Changing environments induce phenotype-specific responses. Phenotypic responses to changing environments range from plastic to robust. Environmental changes that occur predictably lead to programmed responses. Shown here is the transition between vegetative and reproductive growth induced by seasonal exposures to low and then high temperatures. Other environmental challenges are unpredictable, such as pathogen attacks (red bacteria), which trigger immune responses in plants, including the hypersensitive response (yellowed leaf). In contrast, some traits are largely robust to changing environments. For example, most floral morphs are invariant to both predictable and unpredictable environmental changes. Invariant floral forms are important for reproductive success.

Fig. 2.

Network motifs associated with robustness and plasticity.
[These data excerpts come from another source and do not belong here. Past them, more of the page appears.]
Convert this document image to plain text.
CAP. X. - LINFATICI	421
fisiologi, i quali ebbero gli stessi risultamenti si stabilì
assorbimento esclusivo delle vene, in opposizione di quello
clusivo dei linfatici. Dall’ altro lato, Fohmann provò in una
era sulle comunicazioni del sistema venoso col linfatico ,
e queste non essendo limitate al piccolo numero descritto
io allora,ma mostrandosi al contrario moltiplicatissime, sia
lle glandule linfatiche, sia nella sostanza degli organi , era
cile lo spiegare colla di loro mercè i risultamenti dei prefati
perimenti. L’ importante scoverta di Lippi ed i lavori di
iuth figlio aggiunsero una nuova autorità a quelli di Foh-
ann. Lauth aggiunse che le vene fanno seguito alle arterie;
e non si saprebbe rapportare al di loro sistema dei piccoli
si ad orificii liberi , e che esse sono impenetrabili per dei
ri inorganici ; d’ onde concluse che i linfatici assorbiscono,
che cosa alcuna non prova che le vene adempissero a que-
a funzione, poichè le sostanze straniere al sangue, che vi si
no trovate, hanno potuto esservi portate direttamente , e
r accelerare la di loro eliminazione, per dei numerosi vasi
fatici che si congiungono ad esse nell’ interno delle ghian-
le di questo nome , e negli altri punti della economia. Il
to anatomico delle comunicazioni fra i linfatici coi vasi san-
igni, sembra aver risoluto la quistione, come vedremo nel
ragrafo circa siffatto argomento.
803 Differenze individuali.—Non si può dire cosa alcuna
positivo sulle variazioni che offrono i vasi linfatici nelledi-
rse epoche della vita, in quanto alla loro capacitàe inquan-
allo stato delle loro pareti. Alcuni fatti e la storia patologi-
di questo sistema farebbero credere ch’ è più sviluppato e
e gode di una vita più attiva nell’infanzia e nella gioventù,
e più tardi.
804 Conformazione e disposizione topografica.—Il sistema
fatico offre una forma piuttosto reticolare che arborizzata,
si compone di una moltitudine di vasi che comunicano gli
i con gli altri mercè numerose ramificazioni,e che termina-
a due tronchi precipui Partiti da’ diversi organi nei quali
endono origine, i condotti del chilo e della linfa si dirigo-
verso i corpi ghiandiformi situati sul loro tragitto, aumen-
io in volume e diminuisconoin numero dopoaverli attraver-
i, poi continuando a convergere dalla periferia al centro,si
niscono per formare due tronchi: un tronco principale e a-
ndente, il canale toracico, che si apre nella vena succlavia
Several network motifs are associated with robust phenotypes. (A) Coherent feed-forward loops (left), such as those acting in secondary cell wall synthesis (right), maintain robust development (TF, transcription factors). (B) An incoherent feed-forward loop (left) triggered by pathogens induces plant immunity (right), a plastic response. (C) An autoregulatory loop (left) in which EPR1 negatively regulates itself is important for the plastic developmental process of photomorphogenesis (right). The EPR1 autoregulatory loop is not present in the dark or upon initial light exposure but emerges with increased exposure to light. (D) A variant of an extended biparallel motif (left) is important for robust floral and shoot determinacy (right). (E) Phyllotaxy relies on a fan-in motif (left) for robust patterning of leaf emergence (right).